Письмо известного поэта Антона Трепачева
«Родная Машенька! Прочитал я твое письмо в газете и задумался… Что я могу тебе посоветовать? Года не те… Стал вспоминать свою молодость, но ничего хорошего, кроме своих ранних стихов, вспомнить не смог… Решил написать новые.
Догорает заря и проблема законного брака,
Мне себя для тебя ни вот столько не жаль!
Я в вопросах любви съел такую собаку,
Что на выставке ей бы вручили медаль!
И добавлю немножко и не немножко:
Хоть трудна вся тяжесть любовных мук,
Но любовь не картошка!.. А может, картошка!..
Только точно: она не укроп и не лук!
Ваш Антон Трепачев».
Письмо от учеников 4-го класса «В» 113-й Н-городской школы
«Дорогая редакция! С интересом следим за дискуссией в вашей газете. Вопрос взаимной любви всегда волновал наш четвертый „В“, особенно во время перемен. Ведь и у нас бывает так, что двое мальчиков любят одну девочку, а другую девочку – ни одного мальчика! Разве это по-пионерски?!. Ведь так и растут тунеядцы!
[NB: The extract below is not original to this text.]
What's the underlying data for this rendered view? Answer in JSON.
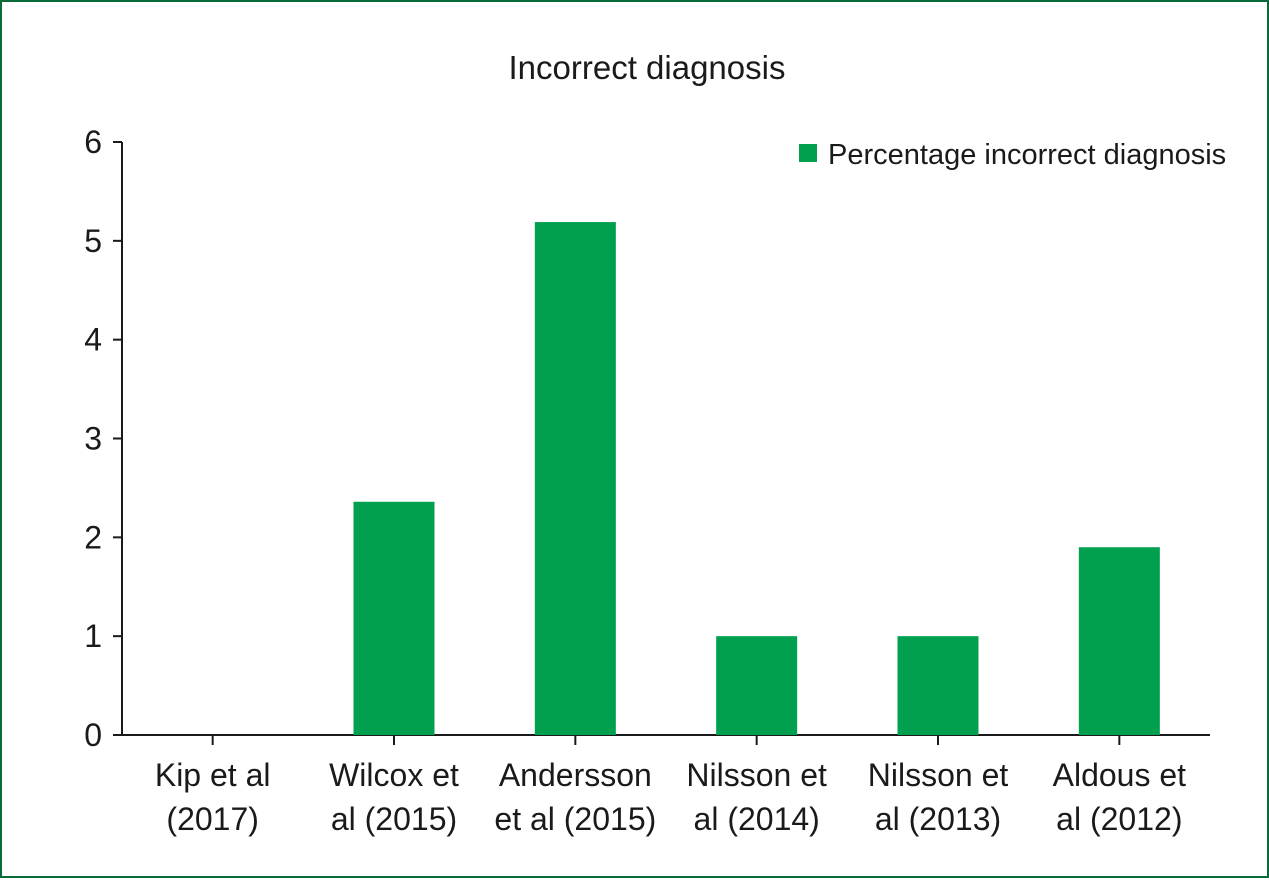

Мы даже сбор по этому поводу устроили, на тему „Из кого растут Саши и Пети?“. И мы поняли, что в нашем классе они растут из Сашки Иванова и Кольки Сахарова. Обоим сделано предупреждение, чтобы больше так не росли! Поэтому не расстраивайся, Машенька!.. А если тебе вдруг станет грустно-грустно, то ты спой какую-нибудь веселую походную песенку или помоги взрослым по хозяйству».
С приветом 4-й «В».
P. S. «Дорогая Машенька! Напиши, пожалуйста, собираешь ли ты наклейки со спичечных коробок. Если собираешь, то давай ими обмениваться».
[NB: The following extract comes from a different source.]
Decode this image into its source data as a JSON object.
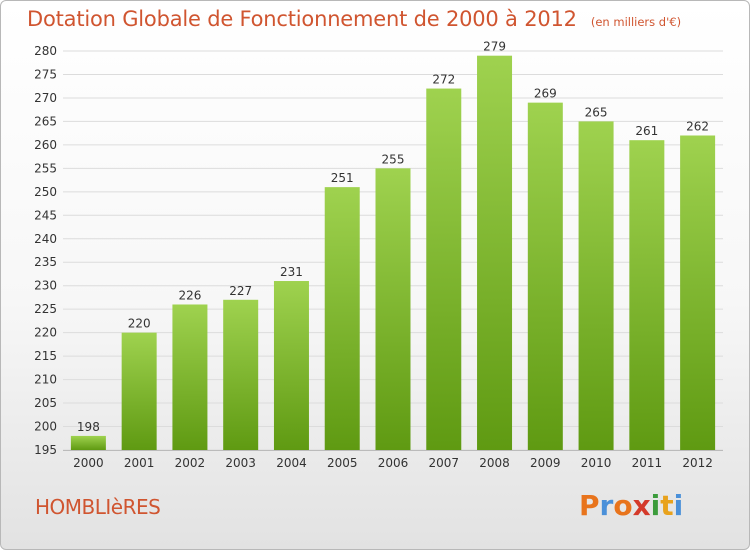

Идет дискуссия… Читатели спорят… Газета «Молодая поросль» смакует каждое письмо. А что делает Маша? А Маша плачет!.. Она плачет потому, что, прочитав дискуссию в газете, от нее отвернулись и Саша и Петя. Зато за ней стал ухаживать нахальный Жора из соседского дома, который был не так красив, не так умен, но зато имел одно отличительное качество: вообще не читал газету «Молодая поросль».